The Hands of Victory is a pair of triumphal arches in central Baghdad, Iraq. Each arch consists of a pair of hands holding crossed swords. The two arches mark the entrances to a parade-ground constructed to commemorate Iraq's supposed victory in the Iran-Iraq war (in which most international observers believe Iraq to have been defeated).
In 1986 (two years before the war's end) the government of Iraq began the construction of a festival and parade ground in Zawra Park, near the extensive presidential complex in the center of Baghdad. Known as Grand Festivities Square, this comprises a large parade ground, an extensive review pavillion, and the two arches. Iraq's leading sculptor, Adil Kamil, was commissioned to design these arches. His design consists of a pair of massive hands emerging from the ground, each holding a 140 foot long sword. A small flagpole rises from the point where the swords meet. Kamil used photographs of Iraqi leader Saddam Hussein as his model for the design of the hands. When Kamil died in 1987, with the monument incomplete, his position was assumed by fellow artist Mohammed Ghani.
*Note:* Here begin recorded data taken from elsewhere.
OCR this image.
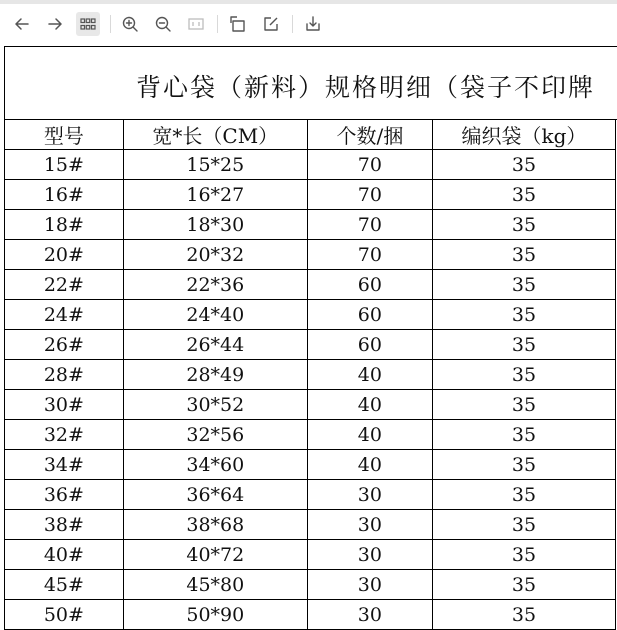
背心袋（新料）规格明细（袋子不印牌
型号	宽*长（CM）	个数/捆	编织袋（kg）
15#	15*25	70	35
16#	16*27	70	35
18#	18*30	70	35
20#	20*32	70	35
22#	22*36	60	35
24#	24*40	60	35
26#	26*44	60	35
28#	28*49	40	35
30#	30*52	40	35
32#	32*56	40	35
34#	34*60	40	35
36#	36*64	30	35
38#	38*68	30	35
40#	40*72	30	35
45#	45*80	30	35
50#	50*90	30	35
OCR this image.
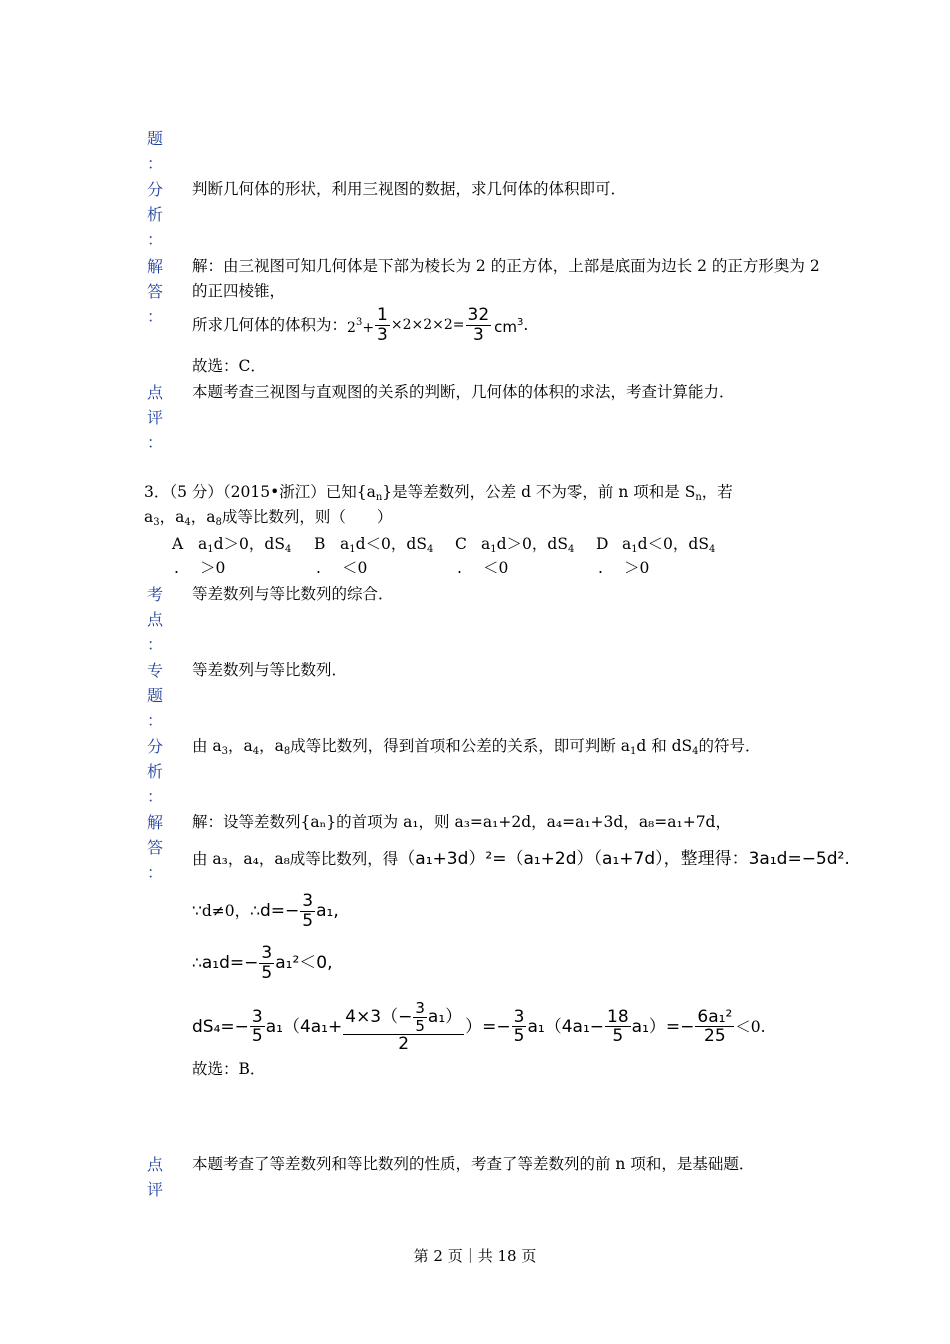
题
：
分
析
：
判断几何体的形状，利用三视图的数据，求几何体的体积即可．
解
答
：
解：由三视图可知几何体是下部为棱长为 2 的正方体，上部是底面为边长 2 的正方形奥为 2
的正四棱锥，
所求几何体的体积为： $2^3+ \frac{1}{3} \times 2\times 2\times 2= \frac{32}{3} cm^3$ .
故选：C．
点
评
：
本题考查三视图与直观图的关系的判断，几何体的体积的求法，考查计算能力．
3．（5 分）（2015•浙江）已知$\{a_n\}$是等差数列，公差 d 不为零，前 n 项和是 $S_n$，若
$a_3$，$a_4$，$a_8$成等比数列，则（　　）
A $a_1d>0$，$dS_4$
. ＞0
B $a_1d<0$，$dS_4$
. ＜0
C $a_1d>0$，$dS_4$
. ＜0
D $a_1d<0$，$dS_4$
. ＞0
考
点
：
等差数列与等比数列的综合．
专
题
：
等差数列与等比数列．
分
析
：
由 $a_3$，$a_4$，$a_8$成等比数列，得到首项和公差的关系，即可判断 $a_1d$ 和 $dS_4$的符号．
解
答
：
解：设等差数列{aₙ}的首项为 a₁，则 a₃=a₁+2d，a₄=a₁+3d，a₈=a₁+7d，
由 a₃，a₄，a₈成等比数列，得（a₁+3d）²=（a₁+2d）（a₁+7d），整理得：3a₁d=−5d².
∵d≠0，∴ $d=- \frac{3}{5} a_1$,
∴ $a_1d=- \frac{3}{5} a_1^2<0$,
$dS_4=- \frac{3}{5} a_1(4a_1+ \frac{4\times 3(- \frac{3}{5} a_1)}{2}$ ）=− $\frac{3}{5} a_1(4a_1- \frac{18}{5} a_1)=- \frac{\text{6a₁²}}{25} <0$.
故选：B．
点
评
本题考查了等差数列和等比数列的性质，考查了等差数列的前 n 项和，是基础题．
第 2 页｜共 18 页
Ghani personally took an impression of one of Hussein's thumbs, and the resulting fingerprint was added to the mold for one of the arches' thumbs.
The arches were made by an international consortium led by German foundry H+H Metalform and including British company Morris Singer Founders. The guns of Iraqi soldiers killed in the Iran-Iraq war were used to make the bronze alloy from which the arches are cast. Each blade weights 24 tons. Further, the helmets of 5,000 Iranian soldiers killed during the war are held in nets between the swords and are scattered on the ground beneath.